On Tuesday afternoon, April 17th, Francis and I left the Cote d'Or departement for the drive south to Cluny. We passed by much forest, and later, vineyards. We stopped briefly at Taize to say a prayer for someone who was ill, and I was amazed by how much the place had grown since my younger days when I had visited there in the early '80s.
When we reached Cluny we were too late to take a guided tour, but even a walk around the outside of the ruins of the old monastic buildings gave an idea of how immense this monastery had been.
We dined at a restaurant but were home in bed by 9.30pm, ready for the early start we needed next morning.
Next morning (April 18th) we breakfasted in the gite, then donned our packs before a walk to the boulangerie for fresh bread. My pack felt very heavy at this stage, as we had to carry food for several days, and I had extra clothing for the cold, wet weather that seemed likely.
I hadn't read the route guide or map too carefully, so I was a little surprised by the steepness and length of the initial climb out of Cluny. We met two women who seemed to be teachers at the school on the hill, and they guessed we were on the way to Compostelle, and wished us Bon Chemin. Very French, and very much appreciated.
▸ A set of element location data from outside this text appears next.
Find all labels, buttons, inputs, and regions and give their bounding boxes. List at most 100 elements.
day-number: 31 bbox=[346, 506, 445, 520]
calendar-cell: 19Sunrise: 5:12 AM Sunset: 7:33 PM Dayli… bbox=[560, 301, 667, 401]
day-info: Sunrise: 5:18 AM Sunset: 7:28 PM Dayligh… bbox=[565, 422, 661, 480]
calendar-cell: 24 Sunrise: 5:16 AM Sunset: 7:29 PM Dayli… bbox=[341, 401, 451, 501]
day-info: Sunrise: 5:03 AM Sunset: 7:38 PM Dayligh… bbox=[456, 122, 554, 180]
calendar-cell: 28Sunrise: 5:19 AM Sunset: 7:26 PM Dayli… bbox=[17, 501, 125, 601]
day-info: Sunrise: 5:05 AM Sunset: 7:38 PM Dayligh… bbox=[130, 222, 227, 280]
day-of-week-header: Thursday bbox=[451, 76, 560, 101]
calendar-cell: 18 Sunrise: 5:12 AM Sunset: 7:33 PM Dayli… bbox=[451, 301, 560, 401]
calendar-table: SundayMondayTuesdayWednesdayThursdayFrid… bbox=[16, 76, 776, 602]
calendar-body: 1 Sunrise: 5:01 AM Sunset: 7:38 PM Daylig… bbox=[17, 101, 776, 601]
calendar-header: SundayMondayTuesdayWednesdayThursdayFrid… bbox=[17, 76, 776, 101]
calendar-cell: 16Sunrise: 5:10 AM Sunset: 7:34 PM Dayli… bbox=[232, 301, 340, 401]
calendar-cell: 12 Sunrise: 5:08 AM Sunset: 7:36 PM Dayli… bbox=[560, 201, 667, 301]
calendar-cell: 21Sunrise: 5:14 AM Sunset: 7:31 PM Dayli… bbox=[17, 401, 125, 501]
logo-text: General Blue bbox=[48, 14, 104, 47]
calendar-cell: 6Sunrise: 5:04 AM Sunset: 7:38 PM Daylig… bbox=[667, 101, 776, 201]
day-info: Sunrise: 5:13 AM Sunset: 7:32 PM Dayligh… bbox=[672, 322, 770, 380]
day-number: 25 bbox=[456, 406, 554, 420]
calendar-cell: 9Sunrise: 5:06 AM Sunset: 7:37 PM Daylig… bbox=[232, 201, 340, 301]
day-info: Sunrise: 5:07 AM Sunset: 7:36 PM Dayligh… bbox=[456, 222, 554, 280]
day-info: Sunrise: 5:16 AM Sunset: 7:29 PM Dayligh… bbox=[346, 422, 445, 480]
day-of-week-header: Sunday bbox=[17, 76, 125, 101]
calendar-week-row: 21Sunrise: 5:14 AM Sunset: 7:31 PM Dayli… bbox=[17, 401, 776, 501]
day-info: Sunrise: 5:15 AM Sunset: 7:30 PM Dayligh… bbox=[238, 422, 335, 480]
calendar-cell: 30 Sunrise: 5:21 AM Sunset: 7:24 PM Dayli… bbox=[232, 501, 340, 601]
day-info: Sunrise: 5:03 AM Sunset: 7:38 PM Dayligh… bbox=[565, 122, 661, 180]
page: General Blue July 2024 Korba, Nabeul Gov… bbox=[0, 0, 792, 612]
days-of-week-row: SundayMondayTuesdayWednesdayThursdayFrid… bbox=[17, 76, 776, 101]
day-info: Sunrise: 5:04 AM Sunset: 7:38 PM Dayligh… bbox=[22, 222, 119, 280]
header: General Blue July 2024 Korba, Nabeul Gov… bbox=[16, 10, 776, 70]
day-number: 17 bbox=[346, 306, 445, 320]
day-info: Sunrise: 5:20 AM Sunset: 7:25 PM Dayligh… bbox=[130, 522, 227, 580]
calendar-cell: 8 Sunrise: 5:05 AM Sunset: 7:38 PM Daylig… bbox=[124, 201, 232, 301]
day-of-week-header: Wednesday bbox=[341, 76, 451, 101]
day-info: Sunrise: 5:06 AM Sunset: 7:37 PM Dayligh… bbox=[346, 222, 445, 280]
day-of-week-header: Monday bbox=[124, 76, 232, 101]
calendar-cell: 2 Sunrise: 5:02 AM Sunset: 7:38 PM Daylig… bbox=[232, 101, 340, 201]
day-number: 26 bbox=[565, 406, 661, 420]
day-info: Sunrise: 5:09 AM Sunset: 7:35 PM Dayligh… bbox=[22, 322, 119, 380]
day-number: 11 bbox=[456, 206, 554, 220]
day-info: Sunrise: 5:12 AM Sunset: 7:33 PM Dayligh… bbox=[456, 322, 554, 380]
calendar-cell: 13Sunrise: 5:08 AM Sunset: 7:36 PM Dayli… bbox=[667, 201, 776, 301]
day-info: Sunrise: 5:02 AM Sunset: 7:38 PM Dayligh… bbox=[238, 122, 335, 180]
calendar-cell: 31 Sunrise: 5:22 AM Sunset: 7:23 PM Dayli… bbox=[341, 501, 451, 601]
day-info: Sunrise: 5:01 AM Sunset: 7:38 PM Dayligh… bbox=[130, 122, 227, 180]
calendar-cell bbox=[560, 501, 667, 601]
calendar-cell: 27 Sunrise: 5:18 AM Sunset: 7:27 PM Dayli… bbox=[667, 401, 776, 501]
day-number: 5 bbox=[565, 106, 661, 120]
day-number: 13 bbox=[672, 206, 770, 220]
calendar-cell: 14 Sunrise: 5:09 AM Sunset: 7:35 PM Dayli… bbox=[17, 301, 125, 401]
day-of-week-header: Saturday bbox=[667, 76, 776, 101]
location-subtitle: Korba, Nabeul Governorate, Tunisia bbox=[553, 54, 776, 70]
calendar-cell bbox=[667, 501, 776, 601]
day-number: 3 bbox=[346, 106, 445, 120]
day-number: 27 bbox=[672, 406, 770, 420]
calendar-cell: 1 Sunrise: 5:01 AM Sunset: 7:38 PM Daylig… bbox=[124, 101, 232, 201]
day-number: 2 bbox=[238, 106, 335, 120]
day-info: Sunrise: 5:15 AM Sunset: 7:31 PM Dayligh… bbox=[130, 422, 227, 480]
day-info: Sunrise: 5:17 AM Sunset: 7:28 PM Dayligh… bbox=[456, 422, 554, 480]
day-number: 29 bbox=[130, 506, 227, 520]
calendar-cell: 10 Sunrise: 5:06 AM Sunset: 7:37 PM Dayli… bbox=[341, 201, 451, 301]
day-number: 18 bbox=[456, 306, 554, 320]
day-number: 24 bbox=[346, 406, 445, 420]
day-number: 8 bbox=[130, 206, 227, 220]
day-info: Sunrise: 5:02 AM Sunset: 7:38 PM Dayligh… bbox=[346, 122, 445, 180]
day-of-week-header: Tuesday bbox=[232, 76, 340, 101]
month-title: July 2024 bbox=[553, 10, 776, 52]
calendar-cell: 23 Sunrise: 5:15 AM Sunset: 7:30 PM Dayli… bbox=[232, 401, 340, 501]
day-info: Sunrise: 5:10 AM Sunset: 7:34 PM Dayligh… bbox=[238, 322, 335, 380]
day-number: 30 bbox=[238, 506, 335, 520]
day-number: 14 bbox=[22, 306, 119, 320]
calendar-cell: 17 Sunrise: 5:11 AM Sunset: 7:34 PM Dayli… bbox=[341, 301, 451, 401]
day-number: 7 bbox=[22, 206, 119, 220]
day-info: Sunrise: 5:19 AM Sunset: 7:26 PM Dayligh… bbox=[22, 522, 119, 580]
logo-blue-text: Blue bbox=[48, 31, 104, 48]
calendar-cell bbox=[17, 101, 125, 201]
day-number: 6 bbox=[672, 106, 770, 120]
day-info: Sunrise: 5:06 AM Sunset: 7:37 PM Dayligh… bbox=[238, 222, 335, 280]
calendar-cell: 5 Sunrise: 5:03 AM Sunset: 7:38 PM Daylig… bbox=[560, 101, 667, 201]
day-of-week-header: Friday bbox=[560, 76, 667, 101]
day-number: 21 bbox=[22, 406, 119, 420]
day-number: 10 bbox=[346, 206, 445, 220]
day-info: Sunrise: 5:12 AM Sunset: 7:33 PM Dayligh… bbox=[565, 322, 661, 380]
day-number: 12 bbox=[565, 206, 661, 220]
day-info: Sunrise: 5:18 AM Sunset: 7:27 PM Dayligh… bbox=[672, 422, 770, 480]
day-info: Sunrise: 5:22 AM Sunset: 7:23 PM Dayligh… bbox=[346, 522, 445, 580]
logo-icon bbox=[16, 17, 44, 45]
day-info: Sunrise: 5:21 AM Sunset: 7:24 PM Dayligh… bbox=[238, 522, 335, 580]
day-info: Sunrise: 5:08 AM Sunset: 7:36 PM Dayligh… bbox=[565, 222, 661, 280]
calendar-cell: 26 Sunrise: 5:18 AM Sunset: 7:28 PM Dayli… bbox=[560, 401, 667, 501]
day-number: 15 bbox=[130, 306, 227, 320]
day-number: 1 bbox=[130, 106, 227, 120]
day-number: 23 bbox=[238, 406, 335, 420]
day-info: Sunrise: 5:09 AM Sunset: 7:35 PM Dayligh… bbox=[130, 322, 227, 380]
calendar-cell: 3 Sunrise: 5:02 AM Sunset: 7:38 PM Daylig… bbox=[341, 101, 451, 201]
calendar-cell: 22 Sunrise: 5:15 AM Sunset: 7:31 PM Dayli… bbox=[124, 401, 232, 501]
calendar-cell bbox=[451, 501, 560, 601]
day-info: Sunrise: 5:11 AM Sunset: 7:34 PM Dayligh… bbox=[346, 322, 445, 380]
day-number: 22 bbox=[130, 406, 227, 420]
My education began immediately, as Francis took his opportunities to make sure I knew which direction was indicated by the shell balises- in this case a left turn. At this stage we were sharing the route with the GR3, with the red and white markings, but the Chemin diverged from this at several stages along its length. The bottom marking here was a mark for a new route from Vezelay to Assisi that we shared the path with briefly.
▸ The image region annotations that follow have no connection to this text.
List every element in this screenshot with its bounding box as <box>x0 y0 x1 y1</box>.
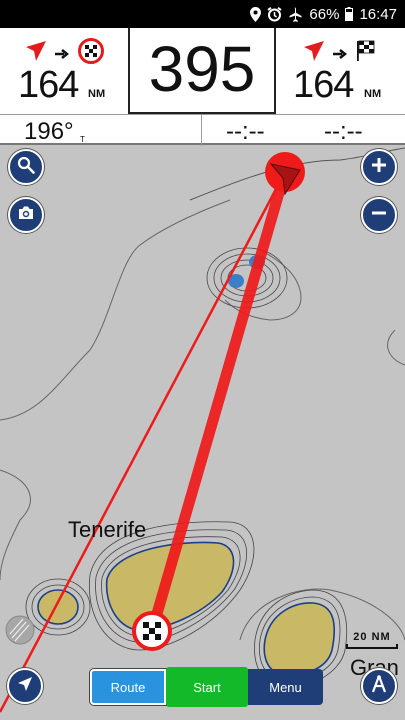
arrow-right-icon <box>333 46 348 64</box>
camera-button[interactable] <box>8 197 44 233</box>
speed-panel[interactable]: 395 <box>128 28 276 114</box>
anchor-a-icon <box>369 674 389 699</box>
distance-to-waypoint-unit: NM <box>88 88 106 100</box>
route-button[interactable]: Route <box>90 669 166 705</box>
navigation-arrow-icon <box>16 675 34 698</box>
zoom-out-button[interactable] <box>361 197 397 233</box>
scale-label: 20 NM <box>353 631 391 643</box>
bearing-unit: T <box>80 135 85 144</box>
minus-icon <box>370 204 388 227</box>
airplane-mode-icon <box>288 7 303 22</box>
navigation-dashboard: 164 NM 395 164 NM 196° T --:-- --:-- <box>0 28 405 146</box>
distance-to-destination-panel[interactable]: 164 NM <box>276 28 405 114</box>
heading-arrow-icon <box>24 40 48 67</box>
distance-to-waypoint-value: 164 <box>18 64 79 106</box>
bearing-value: 196° <box>24 118 74 145</box>
chart-map[interactable]: Tenerife Gran <box>0 145 405 720</box>
autopilot-button[interactable] <box>361 668 397 704</box>
waypoint-flag-icon <box>78 38 104 69</box>
dashboard-bottom-row: 196° T --:-- --:-- <box>0 114 405 146</box>
distance-to-destination-value: 164 <box>293 64 354 106</box>
time-to-waypoint-cell[interactable]: --:-- <box>202 115 304 146</box>
center-value: 395 <box>148 33 256 105</box>
time-to-destination-value: --:-- <box>324 118 363 145</box>
plus-icon <box>370 156 388 179</box>
status-bar: 66% 16:47 <box>0 0 405 28</box>
clock: 16:47 <box>359 5 397 23</box>
scale-bar <box>346 644 398 649</box>
start-button[interactable]: Start <box>166 667 248 707</box>
search-icon <box>17 156 35 179</box>
alarm-icon <box>267 6 283 22</box>
bearing-cell[interactable]: 196° T <box>0 115 202 146</box>
menu-button[interactable]: Menu <box>248 669 323 705</box>
search-button[interactable] <box>8 149 44 185</box>
zoom-in-button[interactable] <box>361 149 397 185</box>
center-on-boat-button[interactable] <box>7 668 43 704</box>
time-to-waypoint-value: --:-- <box>226 118 265 145</box>
battery-percent: 66% <box>309 5 340 23</box>
time-to-destination-cell[interactable]: --:-- <box>304 115 405 146</box>
camera-icon <box>17 205 35 226</box>
location-icon <box>250 6 262 22</box>
place-label-tenerife: Tenerife <box>68 517 147 542</box>
heading-arrow-icon <box>302 40 326 67</box>
arrow-right-icon <box>55 46 70 64</box>
checkered-flag-icon <box>356 40 378 67</box>
distance-to-waypoint-panel[interactable]: 164 NM <box>0 28 128 114</box>
bottom-toolbar: Route Start Menu <box>90 667 323 707</box>
distance-to-destination-unit: NM <box>364 88 382 100</box>
chart-map-canvas <box>0 147 405 713</box>
battery-icon <box>345 7 354 21</box>
map-scale: 20 NM <box>346 631 398 649</box>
Francis also taught me about some of the flowers that we passed along the way.
We also walked on quite a few sections of forest path, which gave an indication of what lay ahead when I walked on my own in two days' time.
I loved the colours on these felled trunks.
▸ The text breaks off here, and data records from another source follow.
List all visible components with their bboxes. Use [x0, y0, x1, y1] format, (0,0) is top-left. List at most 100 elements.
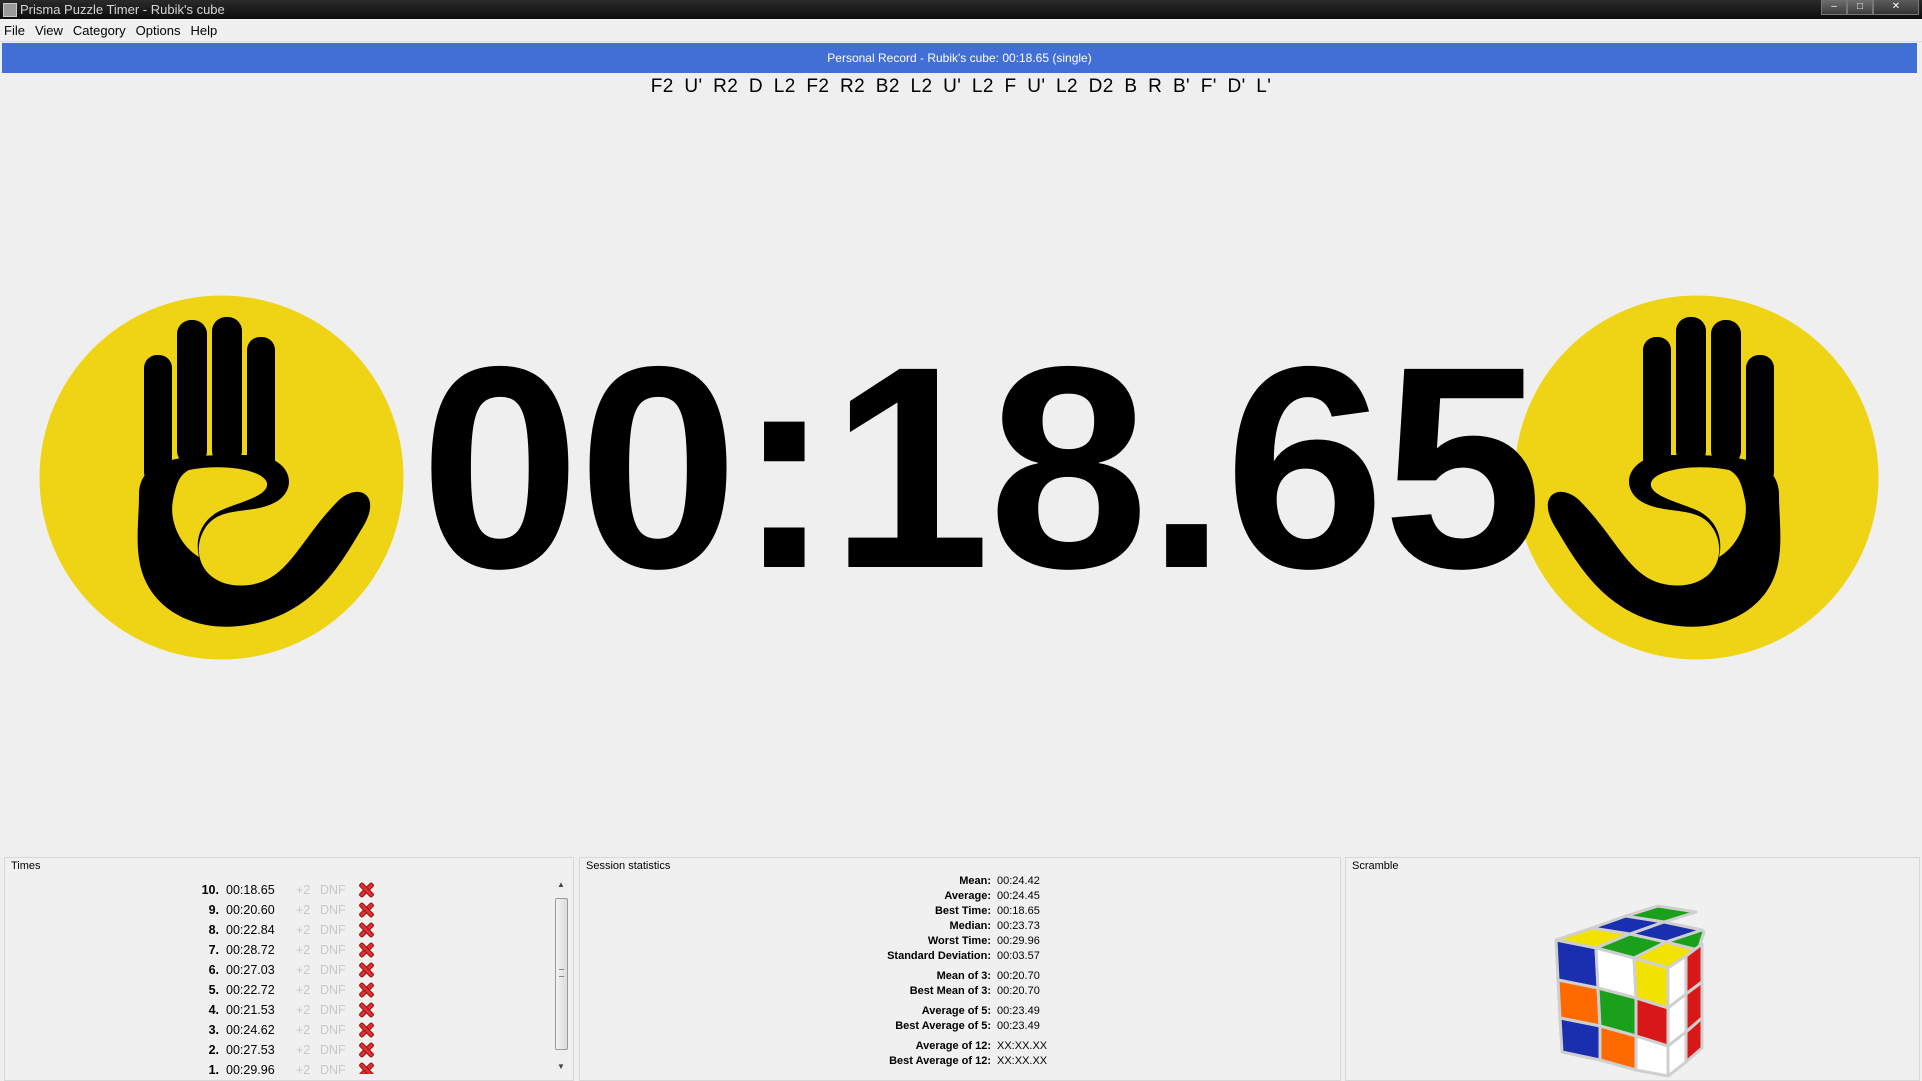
title-bar: Prisma Puzzle Timer - Rubik's cube – □ ✕: [0, 0, 1922, 19]
plus-two-button[interactable]: +2: [296, 923, 320, 937]
time-index: 1.: [208, 1063, 219, 1074]
stat-label: Average of 5:: [921, 1005, 991, 1017]
table-row: 3. 00:24.62 +2 DNF: [155, 1020, 555, 1040]
stat-mean: Mean: 00:24.42: [580, 874, 1340, 889]
scramble-panel: Scramble: [1345, 857, 1920, 1081]
menu-file[interactable]: File: [0, 23, 31, 38]
plus-two-button[interactable]: +2: [296, 1063, 320, 1074]
minimize-button[interactable]: –: [1821, 0, 1847, 15]
dnf-button[interactable]: DNF: [320, 1003, 358, 1017]
app-icon: [3, 3, 17, 17]
session-statistics-panel: Session statistics Mean: 00:24.42 Average…: [579, 857, 1341, 1081]
times-list: 10. 00:18.65 +2 DNF 9. 00:20.60 +2 DNF 8. 00:22…: [155, 880, 555, 1074]
delete-icon[interactable]: [358, 1062, 374, 1074]
menu-help[interactable]: Help: [186, 23, 223, 38]
dnf-button[interactable]: DNF: [320, 1043, 358, 1057]
time-index: 2.: [208, 1043, 219, 1057]
plus-two-button[interactable]: +2: [296, 903, 320, 917]
stat-best-time: Best Time: 00:18.65: [580, 904, 1340, 919]
plus-two-button[interactable]: +2: [296, 963, 320, 977]
plus-two-button[interactable]: +2: [296, 943, 320, 957]
delete-icon[interactable]: [358, 1002, 374, 1018]
stat-best-average-of-5: Best Average of 5: 00:23.49: [580, 1019, 1340, 1034]
plus-two-button[interactable]: +2: [296, 1043, 320, 1057]
delete-icon[interactable]: [358, 982, 374, 998]
times-panel: Times 10. 00:18.65 +2 DNF 9. 00:20.60 +2 DNF 8…: [4, 857, 574, 1081]
table-row: 5. 00:22.72 +2 DNF: [155, 980, 555, 1000]
time-index: 8.: [208, 923, 219, 937]
scroll-up-icon[interactable]: ▲: [554, 878, 568, 892]
delete-icon[interactable]: [358, 1042, 374, 1058]
menu-category[interactable]: Category: [69, 23, 132, 38]
stat-label: Median:: [949, 920, 991, 932]
time-value: 00:27.53: [226, 1043, 275, 1057]
close-button[interactable]: ✕: [1873, 0, 1919, 15]
delete-icon[interactable]: [358, 942, 374, 958]
time-index: 10.: [201, 883, 219, 897]
dnf-button[interactable]: DNF: [320, 1063, 358, 1074]
delete-icon[interactable]: [358, 922, 374, 938]
time-value: 00:29.96: [226, 1063, 275, 1074]
timer-display: 00:18.65: [420, 307, 1543, 629]
table-row: 4. 00:21.53 +2 DNF: [155, 1000, 555, 1020]
scroll-thumb[interactable]: [555, 898, 568, 1050]
maximize-button[interactable]: □: [1847, 0, 1873, 15]
stat-value: 00:18.65: [997, 905, 1040, 917]
table-row: 2. 00:27.53 +2 DNF: [155, 1040, 555, 1060]
times-scrollbar[interactable]: ▲ ▼: [554, 878, 568, 1074]
window-controls: – □ ✕: [1821, 0, 1919, 15]
stat-value: 00:20.70: [997, 985, 1040, 997]
stats-panel-title: Session statistics: [586, 860, 671, 872]
time-value: 00:22.84: [226, 923, 275, 937]
stat-average: Average: 00:24.45: [580, 889, 1340, 904]
scramble-panel-title: Scramble: [1352, 860, 1399, 872]
table-row: 8. 00:22.84 +2 DNF: [155, 920, 555, 940]
time-value: 00:21.53: [226, 1003, 275, 1017]
dnf-button[interactable]: DNF: [320, 983, 358, 997]
menu-options[interactable]: Options: [132, 23, 187, 38]
plus-two-button[interactable]: +2: [296, 983, 320, 997]
table-row: 10. 00:18.65 +2 DNF: [155, 880, 555, 900]
stat-worst-time: Worst Time: 00:29.96: [580, 934, 1340, 949]
stat-label: Average of 12:: [915, 1040, 991, 1052]
cube-preview-icon: [1554, 904, 1706, 1078]
plus-two-button[interactable]: +2: [296, 1003, 320, 1017]
stat-mean-of-3: Mean of 3: 00:20.70: [580, 969, 1340, 984]
time-value: 00:28.72: [226, 943, 275, 957]
time-value: 00:20.60: [226, 903, 275, 917]
stat-label: Standard Deviation:: [887, 950, 991, 962]
delete-icon[interactable]: [358, 902, 374, 918]
table-row: 9. 00:20.60 +2 DNF: [155, 900, 555, 920]
dnf-button[interactable]: DNF: [320, 903, 358, 917]
dnf-button[interactable]: DNF: [320, 883, 358, 897]
hand-stop-icon: [39, 295, 404, 660]
stat-value: XX:XX.XX: [997, 1055, 1048, 1067]
stat-average-of-12: Average of 12: XX:XX.XX: [580, 1039, 1340, 1054]
delete-icon[interactable]: [358, 1022, 374, 1038]
stat-label: Best Time:: [934, 905, 991, 917]
stat-std-dev: Standard Deviation: 00:03.57: [580, 949, 1340, 964]
stat-value: 00:20.70: [997, 970, 1040, 982]
hand-stop-icon: [1514, 295, 1879, 660]
dnf-button[interactable]: DNF: [320, 943, 358, 957]
delete-icon[interactable]: [358, 962, 374, 978]
time-index: 3.: [208, 1023, 219, 1037]
time-index: 5.: [208, 983, 219, 997]
dnf-button[interactable]: DNF: [320, 1023, 358, 1037]
stat-value: 00:24.42: [997, 875, 1040, 887]
dnf-button[interactable]: DNF: [320, 963, 358, 977]
time-index: 4.: [208, 1003, 219, 1017]
time-index: 9.: [208, 903, 219, 917]
stat-value: 00:23.49: [997, 1005, 1040, 1017]
plus-two-button[interactable]: +2: [296, 883, 320, 897]
menu-view[interactable]: View: [31, 23, 69, 38]
stat-value: 00:23.73: [997, 920, 1040, 932]
delete-icon[interactable]: [358, 882, 374, 898]
scroll-down-icon[interactable]: ▼: [554, 1060, 568, 1074]
stat-label: Worst Time:: [927, 935, 991, 947]
stat-label: Mean of 3:: [936, 970, 991, 982]
plus-two-button[interactable]: +2: [296, 1023, 320, 1037]
stat-value: XX:XX.XX: [997, 1040, 1048, 1052]
dnf-button[interactable]: DNF: [320, 923, 358, 937]
stat-median: Median: 00:23.73: [580, 919, 1340, 934]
But the great thing about climbing is that you get many wonderful views back over forest and farmland. And some of the views across valleys were just spectacular.
Some of the forest was deciduous, and leaves were budding forth.
It seemed like a long day. We had made an early start, but it was getting close to 4pm before we saw this view of Tramayes down in the valley in front of us.
We were instantly welcomed in the town. A couple who had already walked to Santiago spied us as we entered the centre of town, then they took us to the nearby house where we were staying- at an 'accueil jacquaire'- where someone took pilgrims for Santiago into their own homes.